This is from a Kaplan
History has shown that severe and sudden political instability strikes country X roughly once every 50 years. The most recent example was the attempt on the President's life a few years ago. The reaction of average investors in country X to crisis situations in the country cannot be predicted in advance. The government's fiscal affairs department has introduced an electronic protection mechanism into the market in the hopes of avoiding a prolonged large-scale selloff. The mechanism is triggered in specific instances based on estimations of how average investors will react to changes in corporate data and economic indicators.
If the statements above are true, which of the following conclusions can be drawn regarding the electronic protection mechanism?

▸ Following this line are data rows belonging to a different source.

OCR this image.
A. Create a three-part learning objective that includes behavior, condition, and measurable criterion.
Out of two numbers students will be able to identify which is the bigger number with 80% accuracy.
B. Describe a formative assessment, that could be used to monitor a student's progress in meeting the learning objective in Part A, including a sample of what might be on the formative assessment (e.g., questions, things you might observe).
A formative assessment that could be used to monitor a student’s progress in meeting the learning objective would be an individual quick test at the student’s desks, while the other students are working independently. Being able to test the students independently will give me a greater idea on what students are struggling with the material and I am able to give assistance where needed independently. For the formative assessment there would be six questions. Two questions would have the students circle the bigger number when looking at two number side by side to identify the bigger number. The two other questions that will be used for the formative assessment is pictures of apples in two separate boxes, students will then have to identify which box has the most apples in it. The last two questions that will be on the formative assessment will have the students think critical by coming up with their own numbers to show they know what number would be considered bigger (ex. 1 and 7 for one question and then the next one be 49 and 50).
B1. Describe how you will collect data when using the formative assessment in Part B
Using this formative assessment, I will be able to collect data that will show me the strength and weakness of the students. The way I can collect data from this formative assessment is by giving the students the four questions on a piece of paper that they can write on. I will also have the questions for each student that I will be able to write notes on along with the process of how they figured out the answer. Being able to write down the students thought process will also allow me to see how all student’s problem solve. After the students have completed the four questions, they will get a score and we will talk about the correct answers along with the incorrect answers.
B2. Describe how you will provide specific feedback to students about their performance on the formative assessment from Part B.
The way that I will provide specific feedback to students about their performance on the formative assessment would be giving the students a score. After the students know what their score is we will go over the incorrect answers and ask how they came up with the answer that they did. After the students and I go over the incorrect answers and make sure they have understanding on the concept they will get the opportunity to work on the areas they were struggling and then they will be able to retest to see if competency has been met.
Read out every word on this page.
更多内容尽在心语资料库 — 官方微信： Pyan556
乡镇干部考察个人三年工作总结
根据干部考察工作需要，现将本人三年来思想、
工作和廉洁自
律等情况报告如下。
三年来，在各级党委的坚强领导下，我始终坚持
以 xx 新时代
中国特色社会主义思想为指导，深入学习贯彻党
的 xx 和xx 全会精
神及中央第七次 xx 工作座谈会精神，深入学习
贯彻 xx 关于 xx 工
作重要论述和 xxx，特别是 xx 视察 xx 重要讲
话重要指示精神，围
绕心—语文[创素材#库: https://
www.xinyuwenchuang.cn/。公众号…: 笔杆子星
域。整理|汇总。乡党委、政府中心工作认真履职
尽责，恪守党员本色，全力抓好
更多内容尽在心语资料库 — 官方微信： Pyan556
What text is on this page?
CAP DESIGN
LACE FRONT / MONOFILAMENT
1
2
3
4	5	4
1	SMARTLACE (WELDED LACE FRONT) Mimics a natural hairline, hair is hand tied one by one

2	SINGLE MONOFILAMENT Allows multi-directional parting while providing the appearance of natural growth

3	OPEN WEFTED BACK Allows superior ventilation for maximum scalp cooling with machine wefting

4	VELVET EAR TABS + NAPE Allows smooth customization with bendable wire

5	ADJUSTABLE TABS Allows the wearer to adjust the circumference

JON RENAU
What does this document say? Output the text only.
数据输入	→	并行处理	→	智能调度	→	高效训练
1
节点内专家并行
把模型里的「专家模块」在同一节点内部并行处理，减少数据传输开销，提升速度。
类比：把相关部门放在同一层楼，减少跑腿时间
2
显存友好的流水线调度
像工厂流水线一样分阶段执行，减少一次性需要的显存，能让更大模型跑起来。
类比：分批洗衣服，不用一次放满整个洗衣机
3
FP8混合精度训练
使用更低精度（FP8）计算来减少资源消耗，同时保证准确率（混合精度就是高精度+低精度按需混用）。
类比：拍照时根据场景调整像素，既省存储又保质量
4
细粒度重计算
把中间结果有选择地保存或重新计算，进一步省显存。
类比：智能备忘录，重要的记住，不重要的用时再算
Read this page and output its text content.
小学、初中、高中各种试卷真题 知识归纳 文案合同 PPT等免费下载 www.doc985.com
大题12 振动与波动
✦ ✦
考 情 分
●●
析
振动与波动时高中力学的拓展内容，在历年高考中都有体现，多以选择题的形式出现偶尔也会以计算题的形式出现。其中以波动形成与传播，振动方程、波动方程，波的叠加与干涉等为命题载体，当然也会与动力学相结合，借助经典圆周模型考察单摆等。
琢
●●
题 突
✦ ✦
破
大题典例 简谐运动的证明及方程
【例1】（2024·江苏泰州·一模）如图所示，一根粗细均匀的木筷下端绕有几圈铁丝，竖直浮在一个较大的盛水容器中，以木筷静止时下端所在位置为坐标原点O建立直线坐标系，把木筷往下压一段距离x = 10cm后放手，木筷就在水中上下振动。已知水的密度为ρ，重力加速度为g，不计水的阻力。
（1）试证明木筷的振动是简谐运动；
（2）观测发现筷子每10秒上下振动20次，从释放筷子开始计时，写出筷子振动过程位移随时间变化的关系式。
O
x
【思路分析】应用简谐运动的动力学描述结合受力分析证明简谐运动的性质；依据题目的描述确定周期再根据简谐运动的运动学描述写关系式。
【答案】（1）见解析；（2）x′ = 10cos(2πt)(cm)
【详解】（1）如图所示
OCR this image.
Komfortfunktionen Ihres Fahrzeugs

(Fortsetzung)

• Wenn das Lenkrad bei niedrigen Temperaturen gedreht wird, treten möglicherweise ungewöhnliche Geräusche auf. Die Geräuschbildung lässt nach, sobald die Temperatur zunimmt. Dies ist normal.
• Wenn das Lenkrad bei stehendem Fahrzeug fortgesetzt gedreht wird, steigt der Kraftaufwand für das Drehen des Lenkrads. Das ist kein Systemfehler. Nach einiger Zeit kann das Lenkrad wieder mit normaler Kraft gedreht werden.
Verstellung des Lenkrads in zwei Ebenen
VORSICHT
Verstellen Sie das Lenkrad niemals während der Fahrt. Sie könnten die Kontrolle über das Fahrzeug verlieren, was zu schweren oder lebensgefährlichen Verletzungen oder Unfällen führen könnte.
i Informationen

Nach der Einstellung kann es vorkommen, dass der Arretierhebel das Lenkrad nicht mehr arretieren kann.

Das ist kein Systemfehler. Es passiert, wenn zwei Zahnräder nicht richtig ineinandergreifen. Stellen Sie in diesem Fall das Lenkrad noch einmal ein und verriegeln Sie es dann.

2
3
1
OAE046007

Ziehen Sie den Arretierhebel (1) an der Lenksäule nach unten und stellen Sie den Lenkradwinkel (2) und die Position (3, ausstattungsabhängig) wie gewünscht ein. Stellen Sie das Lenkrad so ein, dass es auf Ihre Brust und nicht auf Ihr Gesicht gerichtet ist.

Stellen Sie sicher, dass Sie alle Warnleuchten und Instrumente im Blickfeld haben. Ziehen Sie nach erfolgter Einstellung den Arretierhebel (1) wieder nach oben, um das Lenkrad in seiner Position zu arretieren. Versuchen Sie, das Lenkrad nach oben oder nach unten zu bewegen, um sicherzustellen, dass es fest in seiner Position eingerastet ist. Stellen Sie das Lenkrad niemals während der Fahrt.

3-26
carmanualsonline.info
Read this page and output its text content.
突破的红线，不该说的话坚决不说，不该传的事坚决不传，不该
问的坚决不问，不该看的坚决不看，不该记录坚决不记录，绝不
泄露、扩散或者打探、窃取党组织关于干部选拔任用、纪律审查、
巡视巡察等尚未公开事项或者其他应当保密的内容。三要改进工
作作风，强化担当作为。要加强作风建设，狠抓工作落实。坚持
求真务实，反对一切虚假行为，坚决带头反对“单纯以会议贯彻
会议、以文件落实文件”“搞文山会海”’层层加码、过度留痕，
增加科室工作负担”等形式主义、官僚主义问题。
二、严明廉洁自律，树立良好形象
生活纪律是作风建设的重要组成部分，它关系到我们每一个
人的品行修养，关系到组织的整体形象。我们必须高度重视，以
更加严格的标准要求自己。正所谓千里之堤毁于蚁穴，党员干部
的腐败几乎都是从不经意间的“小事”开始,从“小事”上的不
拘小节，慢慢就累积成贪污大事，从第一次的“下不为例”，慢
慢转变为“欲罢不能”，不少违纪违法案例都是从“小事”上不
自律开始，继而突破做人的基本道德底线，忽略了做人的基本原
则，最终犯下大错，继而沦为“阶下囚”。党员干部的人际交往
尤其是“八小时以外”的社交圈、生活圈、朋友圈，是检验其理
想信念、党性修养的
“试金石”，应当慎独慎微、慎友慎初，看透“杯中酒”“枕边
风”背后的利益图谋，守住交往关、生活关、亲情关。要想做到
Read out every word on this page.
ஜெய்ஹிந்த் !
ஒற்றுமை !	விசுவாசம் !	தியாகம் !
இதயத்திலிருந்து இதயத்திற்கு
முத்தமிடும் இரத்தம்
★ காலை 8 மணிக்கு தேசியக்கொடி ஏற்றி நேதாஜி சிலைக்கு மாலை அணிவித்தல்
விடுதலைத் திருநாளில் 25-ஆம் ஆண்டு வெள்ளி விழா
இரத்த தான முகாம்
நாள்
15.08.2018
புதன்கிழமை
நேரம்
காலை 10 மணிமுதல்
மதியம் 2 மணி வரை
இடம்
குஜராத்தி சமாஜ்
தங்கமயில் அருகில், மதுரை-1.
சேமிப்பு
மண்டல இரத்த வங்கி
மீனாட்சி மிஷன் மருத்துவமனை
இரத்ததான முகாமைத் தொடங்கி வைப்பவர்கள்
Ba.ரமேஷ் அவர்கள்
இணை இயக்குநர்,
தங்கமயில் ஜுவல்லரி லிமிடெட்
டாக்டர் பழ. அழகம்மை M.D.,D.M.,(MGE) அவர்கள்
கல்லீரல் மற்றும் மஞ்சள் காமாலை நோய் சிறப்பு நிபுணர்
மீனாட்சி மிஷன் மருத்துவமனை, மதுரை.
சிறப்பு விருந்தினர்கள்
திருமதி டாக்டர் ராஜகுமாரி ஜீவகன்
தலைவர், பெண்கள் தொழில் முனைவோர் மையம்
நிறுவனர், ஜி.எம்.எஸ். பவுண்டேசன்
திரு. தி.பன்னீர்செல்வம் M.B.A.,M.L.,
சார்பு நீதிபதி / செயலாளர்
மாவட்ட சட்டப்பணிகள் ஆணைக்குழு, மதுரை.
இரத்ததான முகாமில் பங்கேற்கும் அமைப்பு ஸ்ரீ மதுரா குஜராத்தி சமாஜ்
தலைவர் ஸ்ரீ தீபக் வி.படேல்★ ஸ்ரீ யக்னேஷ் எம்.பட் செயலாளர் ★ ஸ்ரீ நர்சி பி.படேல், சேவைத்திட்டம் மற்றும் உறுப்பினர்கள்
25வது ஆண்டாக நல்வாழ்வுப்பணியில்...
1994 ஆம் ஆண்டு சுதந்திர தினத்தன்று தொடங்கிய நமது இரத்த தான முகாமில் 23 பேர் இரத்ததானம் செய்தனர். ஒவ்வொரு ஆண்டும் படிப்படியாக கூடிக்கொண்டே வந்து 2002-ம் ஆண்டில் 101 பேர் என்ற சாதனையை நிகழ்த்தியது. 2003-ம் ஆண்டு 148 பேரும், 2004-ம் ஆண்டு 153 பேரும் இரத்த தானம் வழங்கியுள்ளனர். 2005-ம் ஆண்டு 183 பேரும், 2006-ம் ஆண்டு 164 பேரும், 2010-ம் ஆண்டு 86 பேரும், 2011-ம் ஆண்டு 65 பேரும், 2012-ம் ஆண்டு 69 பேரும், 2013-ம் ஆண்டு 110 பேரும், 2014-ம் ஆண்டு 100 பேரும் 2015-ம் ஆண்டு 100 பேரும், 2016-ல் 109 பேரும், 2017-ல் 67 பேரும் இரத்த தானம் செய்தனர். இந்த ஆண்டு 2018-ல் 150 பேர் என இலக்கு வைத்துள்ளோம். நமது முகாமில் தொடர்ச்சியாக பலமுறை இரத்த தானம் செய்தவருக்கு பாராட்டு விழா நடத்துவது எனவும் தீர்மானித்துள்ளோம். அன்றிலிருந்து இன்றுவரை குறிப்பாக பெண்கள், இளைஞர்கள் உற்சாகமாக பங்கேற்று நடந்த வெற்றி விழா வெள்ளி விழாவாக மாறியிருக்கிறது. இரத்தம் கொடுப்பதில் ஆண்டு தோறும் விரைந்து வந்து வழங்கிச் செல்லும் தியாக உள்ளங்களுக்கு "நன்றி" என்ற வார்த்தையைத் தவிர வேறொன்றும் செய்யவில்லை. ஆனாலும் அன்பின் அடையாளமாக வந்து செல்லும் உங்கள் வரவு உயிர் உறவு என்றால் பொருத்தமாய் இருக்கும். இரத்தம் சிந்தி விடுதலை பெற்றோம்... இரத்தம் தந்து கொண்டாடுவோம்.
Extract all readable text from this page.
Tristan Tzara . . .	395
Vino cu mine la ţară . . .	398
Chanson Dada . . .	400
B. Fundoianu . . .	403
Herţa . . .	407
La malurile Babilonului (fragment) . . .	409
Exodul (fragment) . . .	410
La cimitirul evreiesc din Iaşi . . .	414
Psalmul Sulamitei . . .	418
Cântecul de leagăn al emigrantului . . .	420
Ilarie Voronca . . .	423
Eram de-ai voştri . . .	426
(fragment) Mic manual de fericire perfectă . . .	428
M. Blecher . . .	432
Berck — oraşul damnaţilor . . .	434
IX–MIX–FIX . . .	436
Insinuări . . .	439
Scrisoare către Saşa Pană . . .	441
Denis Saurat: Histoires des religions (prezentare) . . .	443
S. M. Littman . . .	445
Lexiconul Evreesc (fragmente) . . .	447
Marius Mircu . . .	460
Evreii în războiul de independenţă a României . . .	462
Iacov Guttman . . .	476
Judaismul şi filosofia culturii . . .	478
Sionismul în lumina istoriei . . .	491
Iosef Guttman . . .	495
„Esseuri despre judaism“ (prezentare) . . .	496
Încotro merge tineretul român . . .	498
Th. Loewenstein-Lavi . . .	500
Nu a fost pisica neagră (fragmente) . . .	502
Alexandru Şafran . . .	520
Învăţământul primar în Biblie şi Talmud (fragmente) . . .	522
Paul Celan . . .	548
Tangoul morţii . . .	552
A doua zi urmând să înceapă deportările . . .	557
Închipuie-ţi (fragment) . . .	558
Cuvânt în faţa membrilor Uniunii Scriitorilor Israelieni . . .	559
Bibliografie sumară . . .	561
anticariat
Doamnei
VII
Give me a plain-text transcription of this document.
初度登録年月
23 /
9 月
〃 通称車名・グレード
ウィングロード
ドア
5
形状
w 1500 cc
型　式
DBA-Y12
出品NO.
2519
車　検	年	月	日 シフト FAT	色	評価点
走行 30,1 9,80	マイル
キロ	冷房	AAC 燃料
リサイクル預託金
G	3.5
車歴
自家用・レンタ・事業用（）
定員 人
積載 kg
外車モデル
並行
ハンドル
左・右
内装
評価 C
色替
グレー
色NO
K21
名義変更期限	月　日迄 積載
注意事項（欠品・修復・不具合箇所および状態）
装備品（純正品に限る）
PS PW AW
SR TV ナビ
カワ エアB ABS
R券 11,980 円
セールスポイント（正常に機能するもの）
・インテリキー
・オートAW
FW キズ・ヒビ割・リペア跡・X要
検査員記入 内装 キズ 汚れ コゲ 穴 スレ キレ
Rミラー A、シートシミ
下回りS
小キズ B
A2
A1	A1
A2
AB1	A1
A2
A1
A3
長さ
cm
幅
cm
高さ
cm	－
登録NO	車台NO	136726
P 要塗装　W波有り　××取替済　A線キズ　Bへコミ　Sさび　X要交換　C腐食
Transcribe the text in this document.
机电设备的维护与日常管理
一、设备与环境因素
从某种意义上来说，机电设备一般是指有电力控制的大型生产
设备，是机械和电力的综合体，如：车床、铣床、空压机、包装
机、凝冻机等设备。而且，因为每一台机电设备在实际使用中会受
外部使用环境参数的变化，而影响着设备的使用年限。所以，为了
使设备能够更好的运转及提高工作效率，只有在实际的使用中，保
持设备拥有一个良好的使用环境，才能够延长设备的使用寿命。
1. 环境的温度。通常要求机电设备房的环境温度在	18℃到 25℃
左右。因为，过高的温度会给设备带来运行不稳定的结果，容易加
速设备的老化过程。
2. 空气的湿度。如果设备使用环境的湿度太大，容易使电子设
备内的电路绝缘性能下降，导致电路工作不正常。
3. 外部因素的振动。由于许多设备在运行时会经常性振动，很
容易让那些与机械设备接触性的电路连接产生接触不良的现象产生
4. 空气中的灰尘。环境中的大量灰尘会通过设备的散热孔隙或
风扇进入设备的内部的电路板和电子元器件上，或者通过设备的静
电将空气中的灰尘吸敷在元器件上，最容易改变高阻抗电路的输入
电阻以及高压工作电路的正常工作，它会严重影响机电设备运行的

A. Sometime within the next 50 years an attempt on the President's life will trigger the protection mechanism.
B. Whether the protection mechanism will function appropriately in response to a sudden political event depends on whether the event is seen by investors as positive or negative.
C. It is unclear how well the protection mechanism would work in the event of a sudden political coup if such an event is partially or wholly unrelated to changes in corporate data and economic indicators.
D. There would be no way for the protection mechanism to differentiate between market fluctuations resulting from economic factors and those that are caused by political instability.
E. The protection mechanism would be purposely destroyed by political insurgents if they were able to infiltrate the government's fiscal affairs department.